Dari hasil konfirmasi, Kepala Satuan Pelayanan Pemenuhan Gizi (SPPG) Kabupaten Sumba Barat Daya, Christian Candratya Rezki Lete Boro, menjelaskan bahwa seluruh menu makanan yang disajikan umumnya dipesan minimal dua hari sebelum dimasak, dengan opsi percepatan jika diperlukan.
"Biasanya paling lambat itu dua hari, setelah itu kalau tidak besok masak dapat masukan langsung eksekusi, " Ungkap Christian
Namun, kejelasan terkait pemantauan kesegaran bahan baku dan standar kebersihan dalam pengolahan menu belum sepenuhnya tergambar.
Pasokan ikan yang diduga menjadi sumber keracunan didapatkan melalui rantai suplai yang melibatkan vendor Cece Anggin alias Anggrini Lero, yang mengambil ikan jenis tuna dari nelayan di Waikelo.

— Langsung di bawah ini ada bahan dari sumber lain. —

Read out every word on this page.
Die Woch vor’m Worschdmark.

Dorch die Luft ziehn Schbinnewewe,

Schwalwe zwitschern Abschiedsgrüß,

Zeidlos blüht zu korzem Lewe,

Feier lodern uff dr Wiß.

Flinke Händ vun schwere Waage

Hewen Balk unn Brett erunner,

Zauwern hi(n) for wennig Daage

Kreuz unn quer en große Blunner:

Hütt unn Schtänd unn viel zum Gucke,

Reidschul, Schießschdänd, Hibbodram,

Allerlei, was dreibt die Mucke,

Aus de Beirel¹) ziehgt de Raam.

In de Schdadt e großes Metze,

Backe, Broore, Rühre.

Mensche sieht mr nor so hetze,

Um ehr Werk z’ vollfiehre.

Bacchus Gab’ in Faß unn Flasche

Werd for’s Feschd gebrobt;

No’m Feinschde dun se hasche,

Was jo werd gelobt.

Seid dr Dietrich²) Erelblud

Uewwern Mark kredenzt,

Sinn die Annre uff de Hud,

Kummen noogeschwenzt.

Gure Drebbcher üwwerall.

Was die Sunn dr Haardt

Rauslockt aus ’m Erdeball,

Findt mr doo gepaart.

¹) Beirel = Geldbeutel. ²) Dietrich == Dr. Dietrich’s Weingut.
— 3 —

"Siang (22/07/2025) sampe, drop disini langsung dipotong, " Ujar Anggrini di rumah Dapur MBG, pada rabu 23/07/2025.
Ia juga menambahkan bahwa dirinya mengirim ikan sebanyak 300 kg di dapur makanan bergizi geratis kabupaten Sumba Barat Daya.
Sementara itu, prosedur pemeriksaan mutu ikan sebelum pengolahan belum dijelaskan secara rinci, menimbulkan pertanyaan serius mengenai SOP yang diterapkan vendor dan pihak penyelenggara.
Akibat konsumsi menu yang terdiri dari nasi, ikan tuna goreng tepung, tempe goreng, sayur sop, dan jeruk itu, puluhan siswa menunjukkan gejala seperti mual, muntah, pusing, sakit perut, bahkan reaksi alergi pada kulit. Korban yang cukup parah dirawat di Rumah Sakit Karitas Waitabula dan RSUD Reda Bolo, sedangkan sisanya menjalani observasi di pusat kesehatan masyarakat setempat.
Kasus ini menggambarkan celah pengawasan yang kritis pada jalur distribusi dan pengolahan makanan dalam program yang sebenarnya bertujuan meningkatkan gizi pelajar ini. Terlebih mengingat program MBG sudah lama berjalan dan melibatkan banyak pihak, kejadian ini menjadi peringatan keras bagi semua pemangku kepentingan untuk memperketat standar dan transparansi.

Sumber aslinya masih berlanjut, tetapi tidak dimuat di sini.